Examples of countries where there are federations of Basque pelota

  • Spain
  • France
  • Italy
  • Greece
  • Netherlands
  • Belgium
  • Sweden
  • Argentina
  • Bolivia
  • Brazil
  • Chile
  • Ecuador
  • Paraguay
  • Peru
  • Uruguay
  • Venezuela
  • Costa Rica
  • Nicaragua
  • El Salvador
  • Guatemala
  • Mexico
  • Cuba
  • Puerto Rico
  • Dominican Republic
  • USA
  • Canada
  • The Philippines
  • India

Modalities and disciplines

The International Federation of Basque Pelota has standardised the many varieties of the game into four modalities and fourteen disciplines. This includes standards for scoring, court size and ball weight.

The four modalities:

  • 30 meter wall
  • 36 meter wall
  • 54 meter wall
  • Trinquete

Examples of variants

Paleta Goma

Paleta Goma is played with a solid rubber ball. Goma is the Spanish word for rubber.

Argentine Paleta Goma

Basque pelotaArgentine Paleta Goma is played with a gas-filled rubber ball. The ball is made from two halves glued together. The fact that the ball is filled with gas instead of being solid or completely empty, gives it a special firmness and bounce. The ball speeds recorded at Argentine Paleta Goma games have been really high.

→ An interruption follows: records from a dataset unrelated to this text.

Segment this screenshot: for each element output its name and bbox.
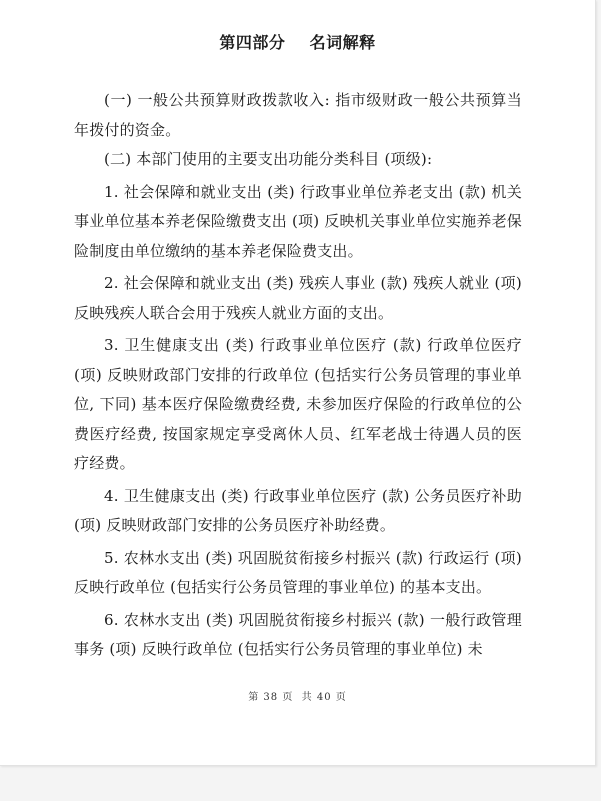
paragraph-5: 3. 卫生健康支出 (类) 行政事业单位医疗 (款) 行政单位医疗 (项) 反映财政部门安排的行政单位 (包括实行公务员管理的事业单位, 下同) 基本医疗保险缴费经费, 未参加医疗保险的行政单位的公费医疗经费, 按国家规定享受离休人员、红军老战士待遇人员的医疗经费。 — [74, 336, 522, 472]
document-body — [74, 86, 522, 665]
paragraph-6: 4. 卫生健康支出 (类) 行政事业单位医疗 (款) 公务员医疗补助 (项) 反映财政部门安排的公务员医疗补助经费。 — [74, 486, 522, 534]
paragraph-2: (二) 本部门使用的主要支出功能分类科目 (项级): — [104, 150, 433, 168]
page-number-footer: 第 38 页 共 40 页 — [248, 692, 347, 703]
paragraph-8: 6. 农林水支出 (类) 巩固脱贫衔接乡村振兴 (款) 一般行政管理事务 (项) 反映行政单位 (包括实行公务员管理的事业单位) 未 — [74, 610, 522, 658]
section-title: 第四部分 名词解释 — [219, 33, 376, 52]
paragraph-7: 5. 农林水支出 (类) 巩固脱贫衔接乡村振兴 (款) 行政运行 (项) 反映行政单位 (包括实行公务员管理的事业单位) 的基本支出。 — [74, 548, 522, 596]
paragraph-3: 1. 社会保障和就业支出 (类) 行政事业单位养老支出 (款) 机关事业单位基本养老保险缴费支出 (项) 反映机关事业单位实施养老保险制度由单位缴纳的基本养老保险费支出。 — [74, 182, 522, 260]
paragraph-4: 2. 社会保障和就业支出 (类) 残疾人事业 (款) 残疾人就业 (项) 反映残疾人联合会用于残疾人就业方面的支出。 — [74, 274, 522, 322]
paragraph-1: (一) 一般公共预算财政拨款收入: 指市级财政一般公共预算当年拨付的资金。 — [74, 91, 522, 139]
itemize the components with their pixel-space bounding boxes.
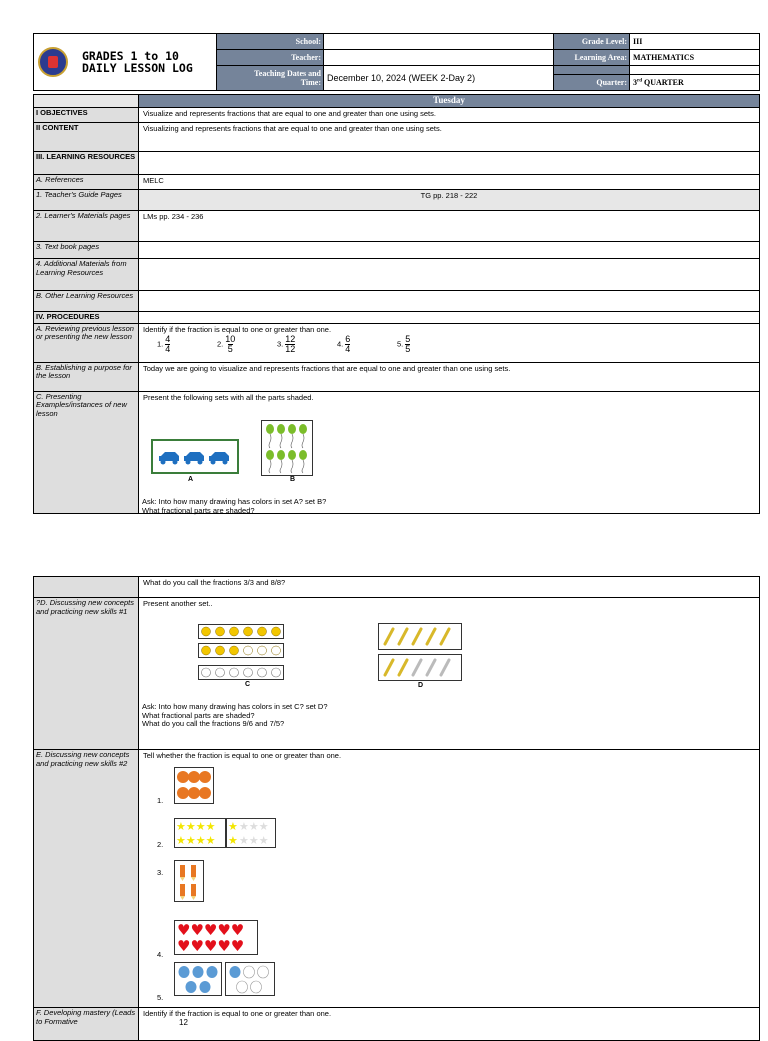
item-4-number: 4. xyxy=(157,950,164,959)
item-2-picture-b xyxy=(226,818,276,848)
review-fraction xyxy=(285,335,295,354)
discuss1-ask-line3: What do you call the fractions 9/6 and 7/5? xyxy=(142,719,285,728)
textbook-label: 3. Text book pages xyxy=(34,242,139,259)
cars-icon xyxy=(153,441,237,472)
content-label: II CONTENT xyxy=(34,123,139,152)
tg-label: 1. Teacher's Guide Pages xyxy=(34,190,139,211)
balloons-icon xyxy=(262,421,312,475)
item-2-picture-a xyxy=(174,818,226,848)
blue-shapes-icon xyxy=(175,963,221,995)
lm-label: 2. Learner's Materials pages xyxy=(34,211,139,242)
item-5-number: 5. xyxy=(157,993,164,1002)
stars-icon xyxy=(175,819,225,847)
mastery-text: Identify if the fraction is equal to one or greater than one. xyxy=(143,1009,332,1018)
area-value: MATHEMATICS xyxy=(630,50,760,66)
set-d-row2 xyxy=(378,654,462,681)
tg-text: TG pp. 218 - 222 xyxy=(139,190,760,211)
purpose-text: Today we are going to visualize and represents fractions that are equal to one and greater than one using sets. xyxy=(139,362,760,391)
review-fraction xyxy=(405,335,410,354)
item-5-picture-b xyxy=(225,962,275,996)
additional-value xyxy=(139,259,760,291)
set-c-row1 xyxy=(198,624,284,639)
blank-value xyxy=(630,66,760,75)
procedures-value xyxy=(139,312,760,324)
balls-icon xyxy=(175,768,213,803)
review-item-number: 3. xyxy=(277,338,284,348)
mastery-cell xyxy=(139,1008,760,1041)
references-label: A. References xyxy=(34,175,139,190)
references-text: MELC xyxy=(139,175,760,190)
discuss1-ask-line2: What fractional parts are shaded? xyxy=(142,710,255,720)
lesson-table-page1 xyxy=(33,94,760,514)
review-items xyxy=(143,335,755,354)
objectives-label: I OBJECTIVES xyxy=(34,108,139,123)
presenting-text: Present the following sets with all the parts shaded. xyxy=(143,392,314,402)
discuss2-text: Tell whether the fraction is equal to one or greater than one. xyxy=(143,751,342,760)
school-value xyxy=(324,34,554,50)
review-fraction xyxy=(225,335,235,354)
item-1-picture xyxy=(174,767,214,804)
resources-label: III. LEARNING RESOURCES xyxy=(34,152,139,175)
review-fraction xyxy=(165,335,170,354)
svg-text:★: ★ xyxy=(228,820,238,833)
quarter-value xyxy=(630,75,760,91)
svg-text:♥♥♥♥♥: ♥♥♥♥♥ xyxy=(177,937,245,954)
review-item-number: 5. xyxy=(397,338,404,348)
title-line2: DAILY LESSON LOG xyxy=(82,61,193,75)
pencils-icon xyxy=(379,624,461,649)
pencil-stubs-icon xyxy=(175,861,203,901)
mastery-first-num: 12 xyxy=(179,1018,188,1027)
review-item xyxy=(397,335,457,354)
discuss1-ask xyxy=(142,703,328,729)
header-table xyxy=(33,33,760,91)
dates-label-line2: Time: xyxy=(300,78,321,87)
item-1-number: 1. xyxy=(157,796,164,805)
review-item xyxy=(277,335,337,354)
presenting-label: C. Presenting Examples/instances of new lesson xyxy=(34,391,139,513)
item-4-picture xyxy=(174,920,258,955)
purpose-label: B. Establishing a purpose for the lesson xyxy=(34,362,139,391)
review-item-number: 4. xyxy=(337,338,344,348)
presenting-ask-line2: What fractional parts are shaded? xyxy=(142,506,255,515)
blank-label xyxy=(554,66,630,75)
resources-value xyxy=(139,152,760,175)
item-3-number: 3. xyxy=(157,868,164,877)
review-fraction xyxy=(345,335,350,354)
flowers-icon xyxy=(199,625,283,638)
reviewing-label: A. Reviewing previous lesson or presenting the new lesson xyxy=(34,323,139,362)
additional-label: 4. Additional Materials from Learning Resources xyxy=(34,259,139,291)
set-d-row1 xyxy=(378,623,462,650)
svg-text:★★★: ★★★ xyxy=(239,820,269,833)
set-c-row2 xyxy=(198,643,284,658)
svg-text:★★★: ★★★ xyxy=(239,834,269,847)
discuss1-ask-line1: Ask: Into how many drawing has colors in set C? set D? xyxy=(142,702,328,711)
deped-seal-icon xyxy=(38,47,68,77)
set-a-picture xyxy=(151,439,239,474)
other-resources-label: B. Other Learning Resources xyxy=(34,291,139,312)
fraction-numerator: 6 xyxy=(345,333,351,344)
fraction-numerator: 12 xyxy=(285,333,296,344)
review-item xyxy=(217,335,277,354)
quarter-num: 3 xyxy=(633,78,637,87)
blue-shapes-outline-icon xyxy=(226,963,274,995)
mastery-label: F. Developing mastery (Leads to Formative xyxy=(34,1008,139,1041)
svg-text:★★★★: ★★★★ xyxy=(176,820,216,833)
objectives-text: Visualize and represents fractions that are equal to one and greater than one using sets. xyxy=(139,108,760,123)
grade-label: Grade Level: xyxy=(554,34,630,50)
presenting-ask xyxy=(142,497,326,515)
item-5-picture-a xyxy=(174,962,222,996)
set-c-caption: C xyxy=(245,681,251,688)
fraction-numerator: 10 xyxy=(225,333,236,344)
svg-text:♥♥♥♥♥: ♥♥♥♥♥ xyxy=(177,921,245,939)
other-resources-value xyxy=(139,291,760,312)
fraction-denominator: 12 xyxy=(285,343,296,354)
reviewing-text: Identify if the fraction is equal to one or greater than one. xyxy=(143,324,332,334)
logo-cell xyxy=(34,34,217,91)
quarter-label: Quarter: xyxy=(554,75,630,91)
area-label: Learning Area: xyxy=(554,50,630,66)
discuss1-label: ?D. Discussing new concepts and practicing new skills #1 xyxy=(34,598,139,750)
flowers-icon xyxy=(199,644,283,657)
title-line1: GRADES 1 to 10 xyxy=(82,49,179,63)
dates-label xyxy=(217,66,324,91)
hearts-icon xyxy=(175,921,257,954)
presenting-ask-line1: Ask: Into how many drawing has colors in set A? set B? xyxy=(142,497,327,506)
cont-text: What do you call the fractions 3/3 and 8/8? xyxy=(139,577,760,598)
school-label: School: xyxy=(217,34,324,50)
fraction-denominator: 4 xyxy=(345,343,351,354)
svg-text:★★★★: ★★★★ xyxy=(176,834,216,847)
dates-value: December 10, 2024 (WEEK 2-Day 2) xyxy=(324,66,554,91)
stars-icon xyxy=(227,819,275,847)
set-a-caption: A xyxy=(188,476,194,483)
item-2-number: 2. xyxy=(157,840,164,849)
review-item xyxy=(157,335,217,354)
set-d-caption: D xyxy=(418,682,424,689)
cont-label xyxy=(34,577,139,598)
set-c-row3 xyxy=(198,665,284,680)
textbook-value xyxy=(139,242,760,259)
day-header: Tuesday xyxy=(139,95,760,108)
teacher-value xyxy=(324,50,554,66)
dates-label-line1: Teaching Dates and xyxy=(254,69,321,78)
review-item-number: 2. xyxy=(217,338,224,348)
discuss1-text: Present another set.. xyxy=(143,599,213,608)
set-b-picture xyxy=(261,420,313,476)
fraction-numerator: 5 xyxy=(405,333,411,344)
fraction-denominator: 5 xyxy=(227,343,233,354)
pencils-icon xyxy=(379,655,461,680)
review-item xyxy=(337,335,397,354)
lm-text: LMs pp. 234 - 236 xyxy=(139,211,760,242)
procedures-label: IV. PROCEDURES xyxy=(34,312,139,324)
fraction-denominator: 5 xyxy=(405,343,411,354)
flowers-outline-icon xyxy=(199,666,283,679)
discuss2-label: E. Discussing new concepts and practicing new skills #2 xyxy=(34,750,139,1008)
reviewing-cell xyxy=(139,323,760,362)
teacher-label: Teacher: xyxy=(217,50,324,66)
fraction-numerator: 4 xyxy=(165,333,171,344)
fraction-denominator: 4 xyxy=(165,343,171,354)
svg-text:★: ★ xyxy=(228,834,238,847)
review-item-number: 1. xyxy=(157,338,164,348)
grade-value: III xyxy=(630,34,760,50)
quarter-rest: QUARTER xyxy=(642,78,684,87)
quarter-sup: rd xyxy=(637,78,642,84)
set-b-caption: B xyxy=(290,476,296,483)
item-3-picture xyxy=(174,860,204,902)
content-text: Visualizing and represents fractions that are equal to one and greater than one using sets. xyxy=(139,123,760,152)
blank-corner xyxy=(34,95,139,108)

The bat, which is called paleta, is short and broad.

As the name suggests, this game was invented in Argentina.

Paleta Cuero

Cuero means leather in Spanish. Paleta Cuero is played with a bat that is similar to the short and broad paleta used for Argetina Paleta Goma, but a traditional leather ball is used instead of a gas filled rubber ball.

Pala Corta

Corta means short in Spanish. Pala Corta is played with a very short bat, that is also thicker and more narrow than a normal Basque pelota bat. The bat is called pala ancha. The ball can be a leather ball or a rubber ball.

Pala Larga

Pala Larga is played with an extra long bat. (Larga means long in Spanish.) The bat is very thick and narrow. The ball can be a leather ball or a rubber ball.

Jai alai (Zesta punta)

Jai alai is the offshoot of Basque pelota that is most well known in North America. In Basque, it is known as Zesta punta or Xisteria punta, while in Spain the game is called Cesta punta. Zesta / cesta means basket, and is a reference to the long curved woven basket-glove worn on the player’s right hand. This contraption is about 60 cm long in straight line and roughly 110 cm in curved line. The players use their basket-glove to catch the rubber ball and propel it back.

Jai alai means merry festival in Basque. The name was coineb by Basque poet Serafin Baroja in 1875.

Joko garbi

Joko garbi is similar to jai alai, but use a shorter basket-glove. Also, the player is allowed to retain the ball only momentarily. Joko garbi is Basque for pure game, as opposed to the joko zikin (dirty game) played in the late 1800s.


Remonte is similar to joko garbi, but the basket-glove is flatter.


Xare, also known as sare, is a soft racket from which the game derives its name. The word means net in Basque. Playing Xare is especially popular in South America. The game is known for very quick, sharp and precise movements.


This is a game that grew out of Basque Pelota in Mexico. Ordinary tennis rackets are used instead of special Basque Pelota basket-gloves.